J'ai donc reçu toute la petite famille à mon domicile et j'ai écouté attentivement les raisons pour lesquelles ils en étaient arrivés là et les consèquences aujourd'hui... Nous avons passé une grande partie de l'après-midi à faire les petites annonces et les agences immobilières pour trouver un logement dans l'urgence car au CHRS, en période hivernale et de grand froid, il n'y a pas de place pour une femme et ses 4 enfants... Nous sommes tombés sur un propriétaire qui a bien compris la situation et que ça ne gênait pas de loger une famille en difficulté - car là aussi il y a discrimination - mais voilà, en plus, en couple elle était à la MSA et maintenant qu'elle se retrouve toute seule elle doit passer à la CAF car elle, elle n'est pas agricultrice... qui dit transfert de dossier dit délais supplémentaires... elle a emménagé (merci au propriétaure et à l'agence immobilière) mi-janvier dans son nouvel appartement mais elle ne percevra rien avant le 5 mars prochain... (pas merci à ERDF et à RGDF qui eux, ne peuvent pas venir mettre un "plomb" à un compteur avant 48 ou 72 heures !!!).
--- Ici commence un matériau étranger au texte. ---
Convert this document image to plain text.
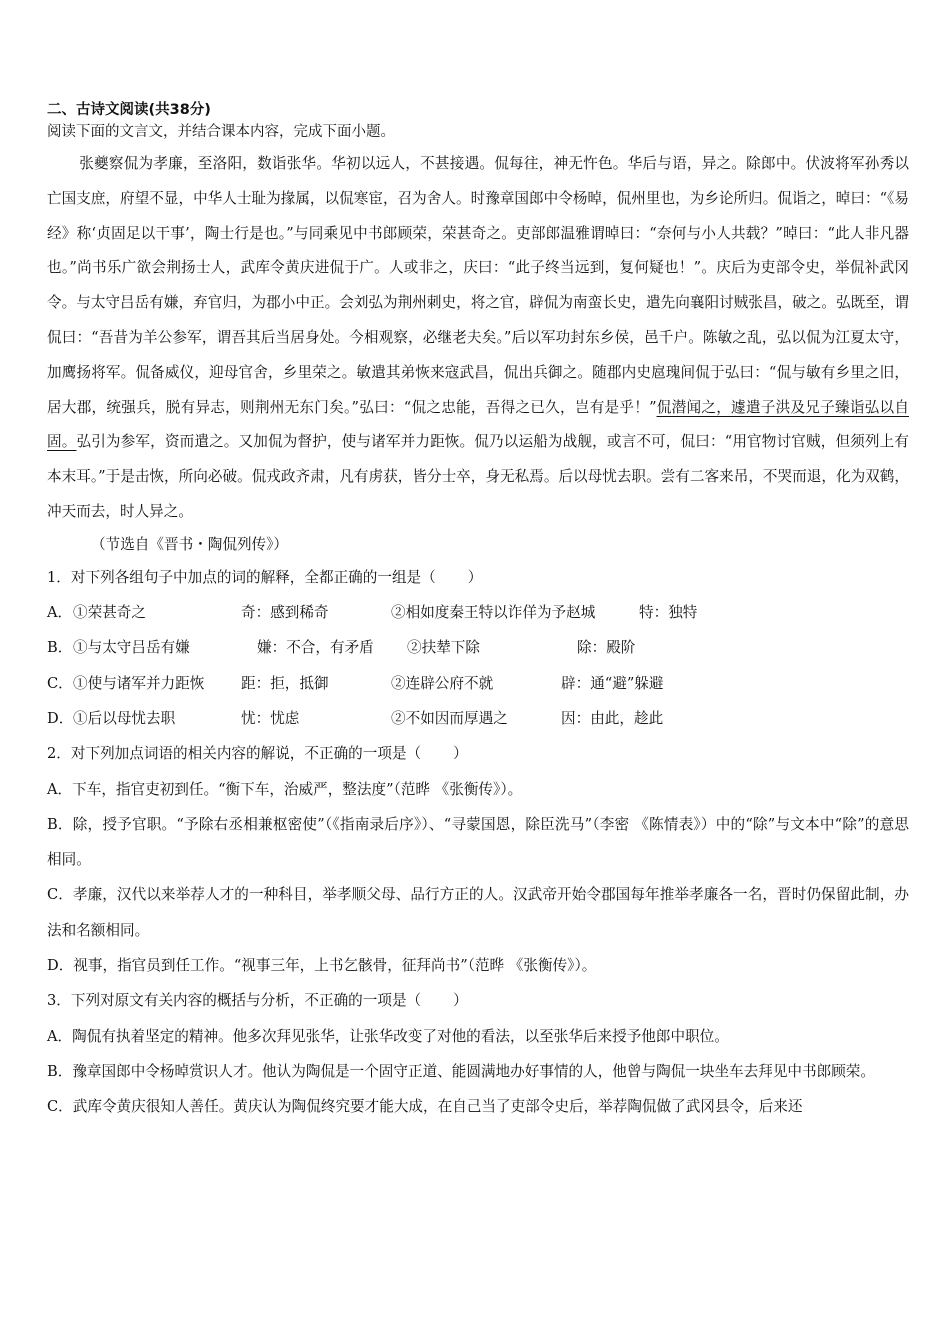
二、古诗文阅读(共38分)

阅读下面的文言文，并结合课本内容，完成下面小题。

张夔察侃为孝廉，至洛阳，数诣张华。华初以远人，不甚接遇。侃每往，神无忤色。华后与语，异之。除郎中。伏波将军孙秀以亡国支庶，府望不显，中华人士耻为掾属，以侃寒宦，召为舍人。时豫章国郎中令杨晫，侃州里也，为乡论所归。侃诣之，晫曰：“《易经》称‘贞固足以干事’，陶士行是也。”与同乘见中书郎顾荣，荣甚奇之。吏部郎温雅谓晫曰：“奈何与小人共载？”晫曰：“此人非凡器也。”尚书乐广欲会荆扬士人，武库令黄庆进侃于广。人或非之，庆曰：“此子终当远到，复何疑也！”。庆后为吏部令史，举侃补武冈令。与太守吕岳有嫌，弃官归，为郡小中正。会刘弘为荆州刺史，将之官，辟侃为南蛮长史，遣先向襄阳讨贼张昌，破之。弘既至，谓侃曰：“吾昔为羊公参军，谓吾其后当居身处。今相观察，必继老夫矣。”后以军功封东乡侯，邑千户。陈敏之乱，弘以侃为江夏太守，加鹰扬将军。侃备威仪，迎母官舍，乡里荣之。敏遣其弟恢来寇武昌，侃出兵御之。随郡内史扈瑰间侃于弘曰：“侃与敏有乡里之旧，居大郡，统强兵，脱有异志，则荆州无东门矣。”弘曰：“侃之忠能，吾得之已久，岂有是乎！”侃潜闻之，遽遣子洪及兄子臻诣弘以自固。弘引为参军，资而遣之。又加侃为督护，使与诸军并力距恢。侃乃以运船为战舰，或言不可，侃曰：“用官物讨官贼，但须列上有本末耳。”于是击恢，所向必破。侃戎政齐肃，凡有虏获，皆分士卒，身无私焉。后以母忧去职。尝有二客来吊，不哭而退，化为双鹤，冲天而去，时人异之。

（节选自《晋书・陶侃列传》）

1．对下列各组句子中加点的词的解释，全都正确的一组是（ ）

A． ①荣甚奇之	奇：感到稀奇	②相如度秦王特以诈佯为予赵城	特：独特
B． ①与太守吕岳有嫌	嫌：不合，有矛盾	②扶辇下除	除：殿阶
C． ①使与诸军并力距恢	距：拒，抵御	②连辟公府不就	辟：通“避”躲避
D． ①后以母忧去职	忧：忧虑	②不如因而厚遇之	因：由此，趁此

2．对下列加点词语的相关内容的解说，不正确的一项是（ ）

A．下车，指官吏初到任。“衡下车，治威严，整法度”（范晔 《张衡传》）。

B．除，授予官职。“予除右丞相兼枢密使”（《指南录后序》）、“寻蒙国恩，除臣洗马”（李密 《陈情表》）中的“除”与文本中“除”的意思相同。

C．孝廉，汉代以来举荐人才的一种科目，举孝顺父母、品行方正的人。汉武帝开始令郡国每年推举孝廉各一名，晋时仍保留此制，办法和名额相同。

D．视事，指官员到任工作。“视事三年，上书乞骸骨，征拜尚书”（范晔 《张衡传》）。

3．下列对原文有关内容的概括与分析，不正确的一项是（ ）

A．陶侃有执着坚定的精神。他多次拜见张华，让张华改变了对他的看法，以至张华后来授予他郎中职位。

B．豫章国郎中令杨晫赏识人才。他认为陶侃是一个固守正道、能圆满地办好事情的人，他曾与陶侃一块坐车去拜见中书郎顾荣。

C．武库令黄庆很知人善任。黄庆认为陶侃终究要才能大成，在自己当了吏部令史后，举荐陶侃做了武冈县令，后来还
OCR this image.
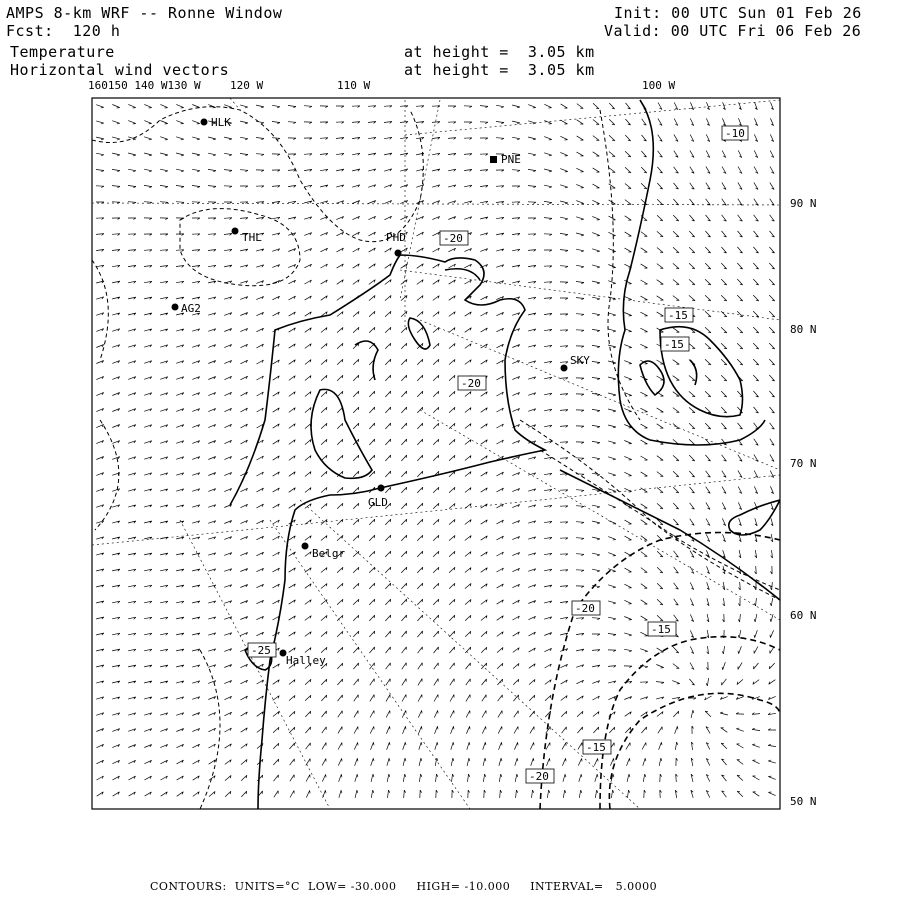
AMPS 8-km WRF -- Ronne Window
Fcst:  120 h
Init: 00 UTC Sun 01 Feb 26
Valid: 00 UTC Fri 06 Feb 26
Temperature	at height =  3.05 km
Horizontal wind vectors	at height =  3.05 km
HLK
PNE
THL	PHD
AG2
SKY
GLD
Belgr
Halley
-10
-20
-15
-15
-20
-20
-15
-25
-15
-20
160150 140 W130 W	120 W	110 W	100 W
90 N
80 N
70 N
60 N
50 N
CONTOURS:  UNITS=°C  LOW= -30.000     HIGH= -10.000     INTERVAL=   5.0000
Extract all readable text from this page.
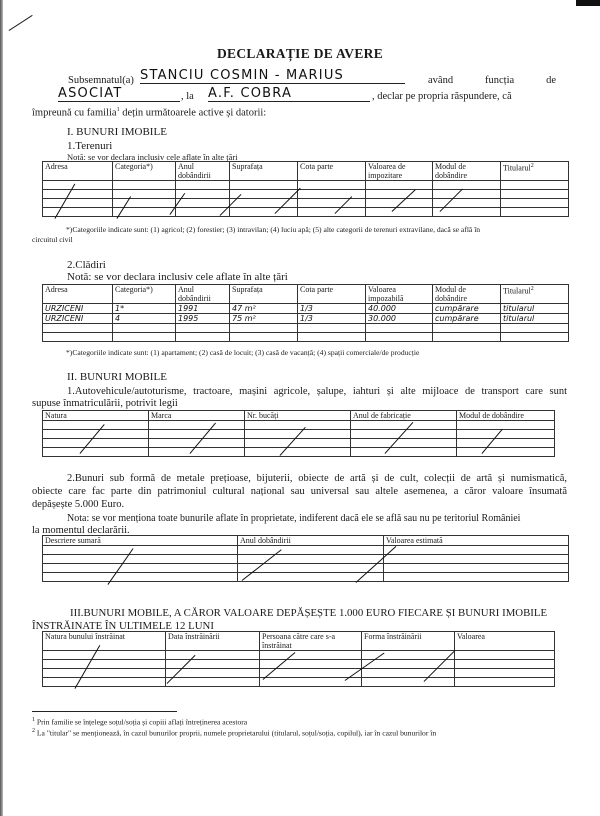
DECLARAȚIE DE AVERE
Subsemnatul(a) STANCIU COSMIN - MARIUS	având funcția de
ASOCIAT	, la A.F. COBRA	, declar pe propria răspundere, că
împreună cu familia$^1$ dețin următoarele active și datorii:
I. BUNURI IMOBILE
1.Terenuri
Notă: se vor declara inclusiv cele aflate în alte țări
Adresa	Categoria*)	Anul dobândirii	Suprafața	Cota parte	Valoarea de impozitare	Modul de dobândire	Titularul$^2$

*)Categoriile indicate sunt: (1) agricol; (2) forestier; (3) intravilan; (4) luciu apă; (5) alte categorii de terenuri extravilane, dacă se află în
circuitul civil
2.Clădiri
Notă: se vor declara inclusiv cele aflate în alte țări
Adresa	Categoria*)	Anul dobândirii	Suprafața	Cota parte	Valoarea impozabilă	Modul de dobândire	Titularul$^2$
URZICENI	1*	1991	47 m²	1/3	40.000	cumpărare	titularul
URZICENI	4	1995	75 m²	1/3	30.000	cumpărare	titularul

*)Categoriile indicate sunt: (1) apartament; (2) casă de locuit; (3) casă de vacanță; (4) spații comerciale/de producție
II. BUNURI MOBILE
1.Autovehicule/autoturisme, tractoare, mașini agricole, șalupe, iahturi și alte mijloace de transport care sunt
supuse înmatriculării, potrivit legii
Natura	Marca	Nr. bucăți	Anul de fabricație	Modul de dobândire

2.Bunuri sub formă de metale prețioase, bijuterii, obiecte de artă și de cult, colecții de artă și numismatică,
obiecte care fac parte din patrimoniul cultural național sau universal sau altele asemenea, a căror valoare însumată
depășește 5.000 Euro.
Nota: se vor menționa toate bunurile aflate în proprietate, indiferent dacă ele se află sau nu pe teritoriul României
la momentul declarării.
Descriere sumară	Anul dobândirii	Valoarea estimată

III.BUNURI MOBILE, A CĂROR VALOARE DEPĂȘEȘTE 1.000 EURO FIECARE ȘI BUNURI IMOBILE
ÎNSTRĂINATE ÎN ULTIMELE 12 LUNI
Natura bunului înstrăinat	Data înstrăinării	Persoana către care s-a înstrăinat	Forma înstrăinării	Valoarea

$^1$ Prin familie se înțelege soțul/soția și copiii aflați întreținerea acestora
$^2$ La "titular" se menționează, în cazul bunurilor proprii, numele proprietarului (titularul, soțul/soția, copilul), iar în cazul bunurilor în
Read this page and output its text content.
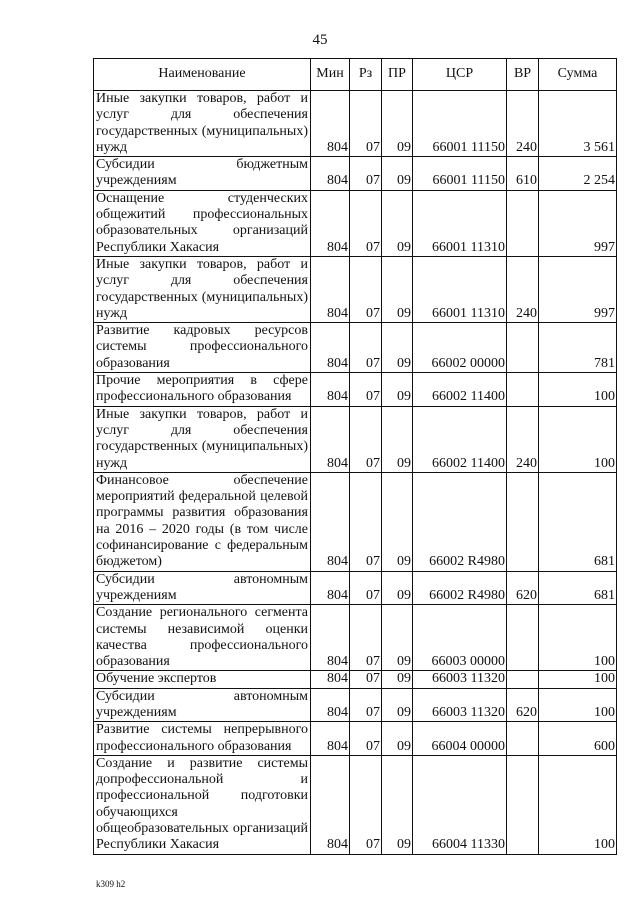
45
Наименование	Мин	Рз	ПР	ЦСР	ВР	Сумма
Иные закупки товаров, работ и услуг для обеспечения государственных (муниципальных) нужд	804	07	09	66001 11150	240	3 561
Субсидии бюджетным учреждениям	804	07	09	66001 11150	610	2 254
Оснащение студенческих общежитий профессиональных образовательных организаций Республики Хакасия	804	07	09	66001 11310		997
Иные закупки товаров, работ и услуг для обеспечения государственных (муниципальных) нужд	804	07	09	66001 11310	240	997
Развитие кадровых ресурсов системы профессионального образования	804	07	09	66002 00000		781
Прочие мероприятия в сфере профессионального образования	804	07	09	66002 11400		100
Иные закупки товаров, работ и услуг для обеспечения государственных (муниципальных) нужд	804	07	09	66002 11400	240	100
Финансовое обеспечение мероприятий федеральной целевой программы развития образования на 2016 – 2020 годы (в том числе софинансирование с федеральным бюджетом)	804	07	09	66002 R4980		681
Субсидии автономным учреждениям	804	07	09	66002 R4980	620	681
Создание регионального сегмента системы независимой оценки качества профессионального образования	804	07	09	66003 00000		100
Обучение экспертов	804	07	09	66003 11320		100
Субсидии автономным учреждениям	804	07	09	66003 11320	620	100
Развитие системы непрерывного профессионального образования	804	07	09	66004 00000		600
Создание и развитие системы допрофессиональной и профессиональной подготовки обучающихся общеобразовательных организаций Республики Хакасия	804	07	09	66004 11330		100
k309 h2
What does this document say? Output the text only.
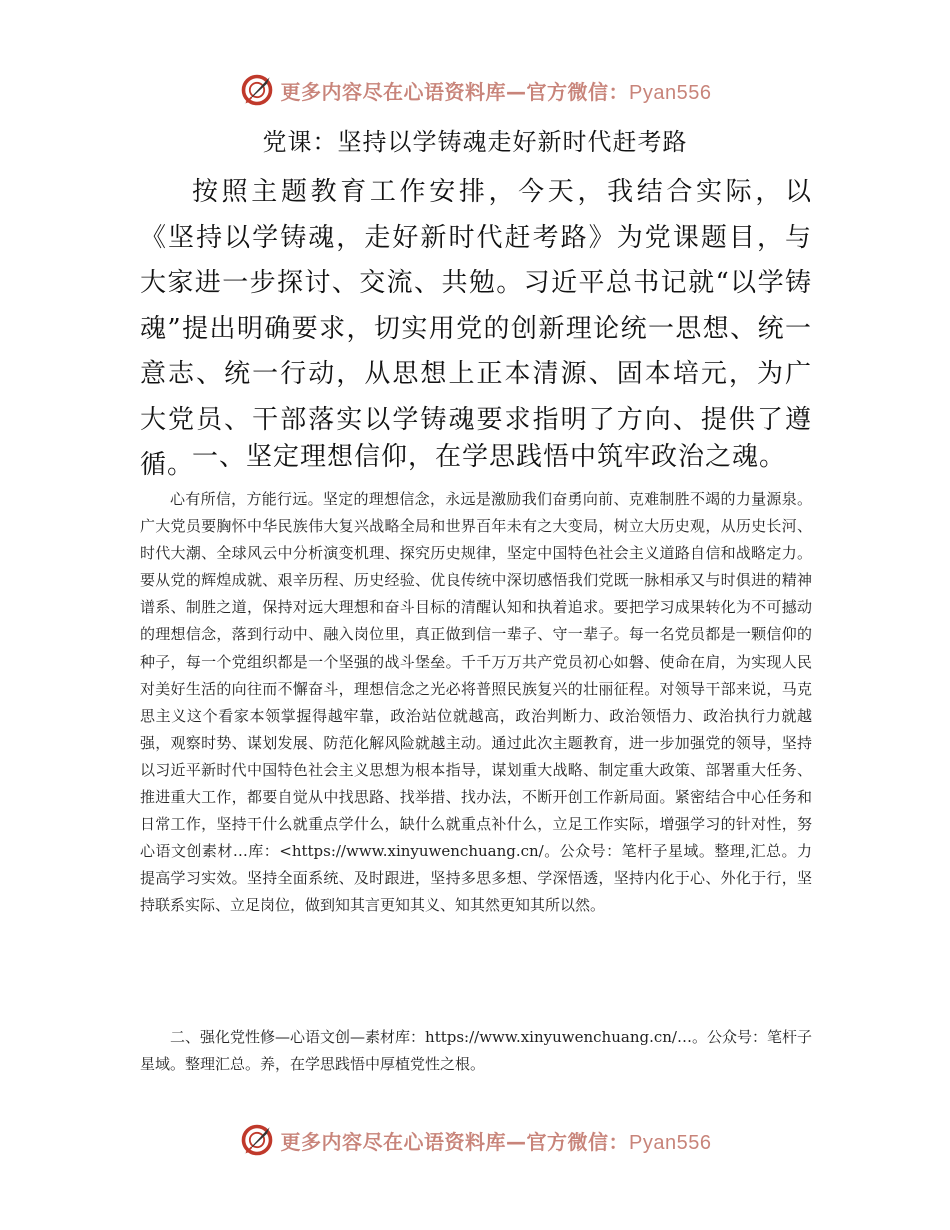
更多内容尽在心语资料库—官方微信：Pyan556
党课：坚持以学铸魂走好新时代赶考路

按照主题教育工作安排，今天，我结合实际，以《坚持以学铸魂，走好新时代赶考路》为党课题目，与大家进一步探讨、交流、共勉。习近平总书记就“以学铸魂”提出明确要求，切实用党的创新理论统一思想、统一意志、统一行动，从思想上正本清源、固本培元，为广大党员、干部落实以学铸魂要求指明了方向、提供了遵循。

一、坚定理想信仰，在学思践悟中筑牢政治之魂。

心有所信，方能行远。坚定的理想信念，永远是激励我们奋勇向前、克难制胜不竭的力量源泉。广大党员要胸怀中华民族伟大复兴战略全局和世界百年未有之大变局，树立大历史观，从历史长河、时代大潮、全球风云中分析演变机理、探究历史规律，坚定中国特色社会主义道路自信和战略定力。要从党的辉煌成就、艰辛历程、历史经验、优良传统中深切感悟我们党既一脉相承又与时俱进的精神谱系、制胜之道，保持对远大理想和奋斗目标的清醒认知和执着追求。要把学习成果转化为不可撼动的理想信念，落到行动中、融入岗位里，真正做到信一辈子、守一辈子。每一名党员都是一颗信仰的种子，每一个党组织都是一个坚强的战斗堡垒。千千万万共产党员初心如磐、使命在肩，为实现人民对美好生活的向往而不懈奋斗，理想信念之光必将普照民族复兴的壮丽征程。对领导干部来说，马克思主义这个看家本领掌握得越牢靠，政治站位就越高，政治判断力、政治领悟力、政治执行力就越强，观察时势、谋划发展、防范化解风险就越主动。通过此次主题教育，进一步加强党的领导，坚持以习近平新时代中国特色社会主义思想为根本指导，谋划重大战略、制定重大政策、部署重大任务、推进重大工作，都要自觉从中找思路、找举措、找办法，不断开创工作新局面。紧密结合中心任务和日常工作，坚持干什么就重点学什么，缺什么就重点补什么，立足工作实际，增强学习的针对性，努心语文创素材…库：<https://www.xinyuwenchuang.cn/。公众号：笔杆子星域。整理,汇总。力提高学习实效。坚持全面系统、及时跟进，坚持多思多想、学深悟透，坚持内化于心、外化于行，坚持联系实际、立足岗位，做到知其言更知其义、知其然更知其所以然。

二、强化党性修—心语文创—素材库：https://www.xinyuwenchuang.cn/…。公众号：笔杆子星域。整理汇总。养，在学思践悟中厚植党性之根。

更多内容尽在心语资料库—官方微信：Pyan556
J'ai donc fait l'avance des frais d'agence et du premier loyer (avec ce que m'ont remboursé Messieurs K. et Y.), et j'ai fait des courses pour qu'ils puissent manger ainsi que des vêtements et des chaussures car il faisait très froid en janvier et les enfants étaient vraiment mal chaussés... pas géant dans la neige ! Nous avons profité des soldes et du coup les enfants ont pu passer cette période de grand froid avec les pieds au chaud... bon ça, ça restera le bonus, des cadeaux parce que je ne peux pas résister quand je vois une enfant de 8 ans sauter de joie parce qu'elle va pouvoir manger ou des enfants qui retrouvent le sourire parce qu'ils viennent de manger une crèpe au chocolat ou parce qu'ils ont des nouvelles chaussures ou un blouson ou un pull... on dira que j'ai mangé les "intérêts" mais bon... 

Maintenant, cette maman va me rembourser selon un échéancier qui ne va pas la mettre en difficulté et cet argent me permettra d'aider à nouveau quelqu'un qui sera dans le besoin, mais surtout cela ne m'a pris que 3 vraies demi-journées pas 3 semaines !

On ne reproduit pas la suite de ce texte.